Anyway, here’s the funny part about this trade: GM Doug Melvin received $1 from the Braves in return for Nieves. That’s right- one dollar, about what you’d pay for a snack from a vending machine. That’s because the Braves have to pay for the remaining $775,000 of Nieves’ salary. But still, one dollar?

I think I’ve covered all of the important things I didn’t post about while I was away (that is, if you consider getting one dollar in exchange for a catcher important).
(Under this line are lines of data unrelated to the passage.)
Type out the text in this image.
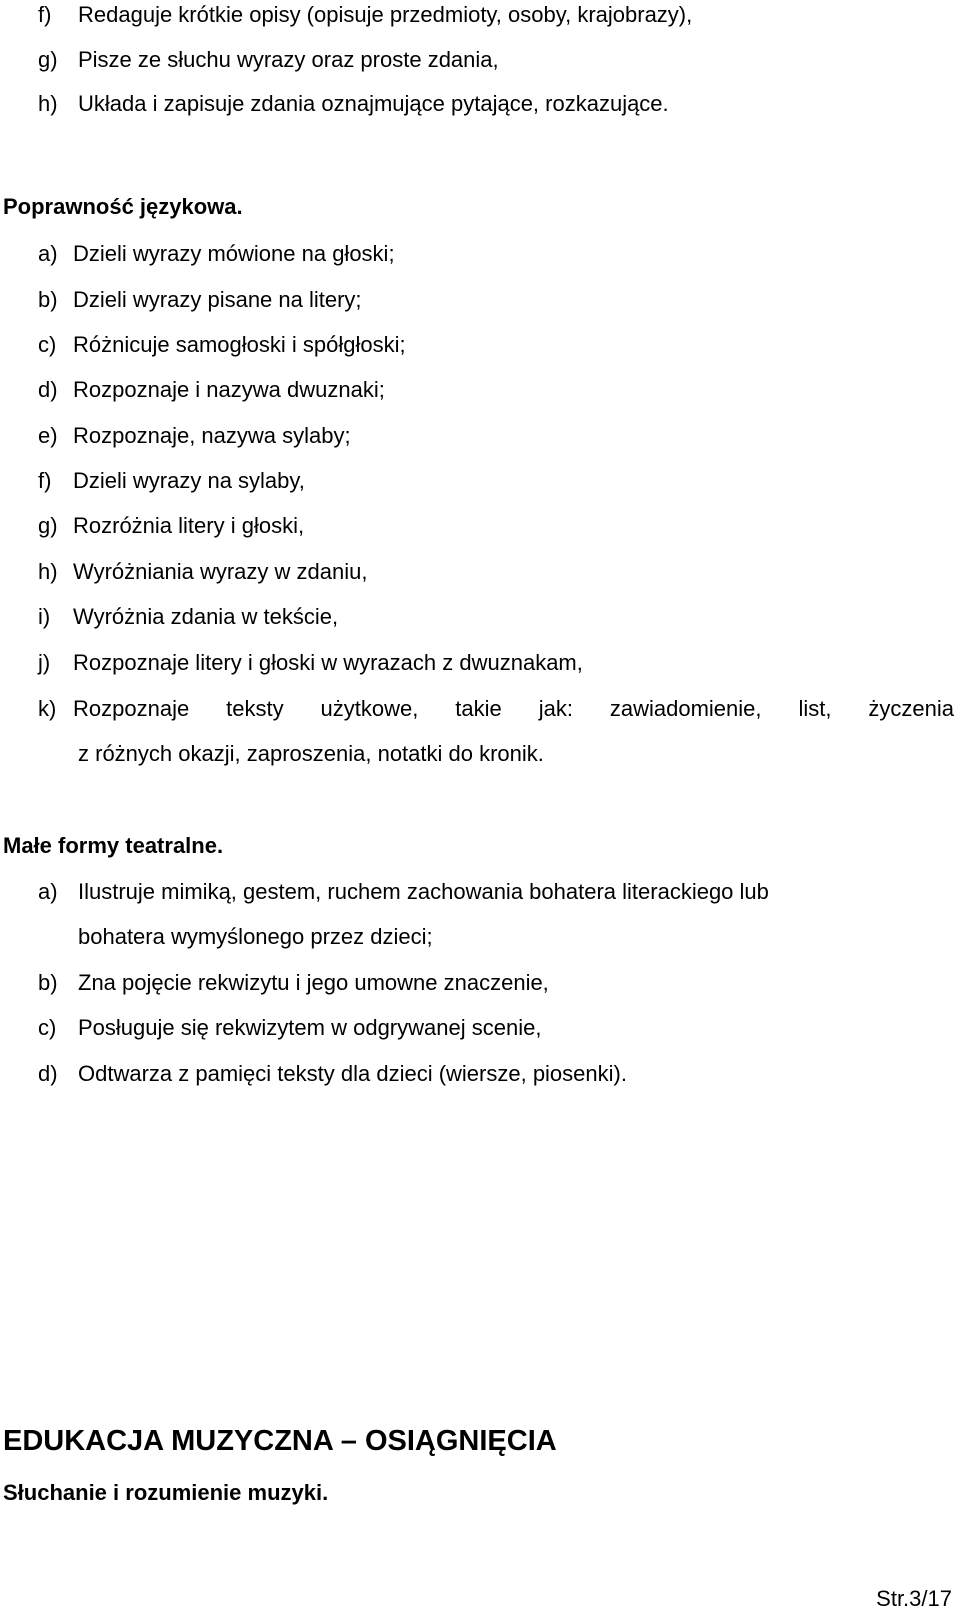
f) Redaguje krótkie opisy (opisuje przedmioty, osoby, krajobrazy),
g) Pisze ze słuchu wyrazy oraz proste zdania,
h) Układa i zapisuje zdania oznajmujące pytające, rozkazujące.
Poprawność językowa.
a) Dzieli wyrazy mówione na głoski;
b) Dzieli wyrazy pisane na litery;
c) Różnicuje samogłoski i spółgłoski;
d) Rozpoznaje i nazywa dwuznaki;
e) Rozpoznaje, nazywa sylaby;
f) Dzieli wyrazy na sylaby,
g) Rozróżnia litery i głoski,
h) Wyróżniania wyrazy w zdaniu,
i) Wyróżnia zdania w tekście,
j) Rozpoznaje litery i głoski w wyrazach z dwuznakam,
k) Rozpoznaje teksty użytkowe, takie jak: zawiadomienie, list, życzenia
z różnych okazji, zaproszenia, notatki do kronik.
Małe formy teatralne.
a) Ilustruje mimiką, gestem, ruchem zachowania bohatera literackiego lub
bohatera wymyślonego przez dzieci;
b) Zna pojęcie rekwizytu i jego umowne znaczenie,
c) Posługuje się rekwizytem w odgrywanej scenie,
d) Odtwarza z pamięci teksty dla dzieci (wiersze, piosenki).
EDUKACJA MUZYCZNA – OSIĄGNIĘCIA
Słuchanie i rozumienie muzyki.
Str.3/17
But, there are a few more things I’d like to say before I end the post.

First off, the Brewers are starting a three-game series with the Astros tonight. (We must be blessed to get the Cubs and Astros consecutively at this point in the season.) Randy Wolf (6-8, 3.62 ERA) will go for the Brewers and is seeking his first win since June, and tonight is the perfect time to get it. Wolf, a former Astro, has done well against his former team in his career, going 7-5 with a 3.15 ERA against them.

The Astros will counter with rookie starter Jordan Lyles (0-5, 4.55 ERA). His record is somewhat deceiving, as he’s actually had a few decent starts this year, but hasn’t gotten any run support. This will be his first career start against the Brewers.

Anyway, one more thing before I go- the Cardinals made somewhat of a big trade yesterday, acquiring pitchers Edwin Jackson, Marc Rzepczynski, Octavio Dotel, and outfielder Corey Patterson from the Blue Jays. But, they had to give up a key piece of their outfield- Colby Rasmus. They also parted with relievers P.J. Walters, Brian Tallet, and Trever Miller. Anyway, that doesn’t really have anything to do with the Brewers, I just thought I’d throw it out there.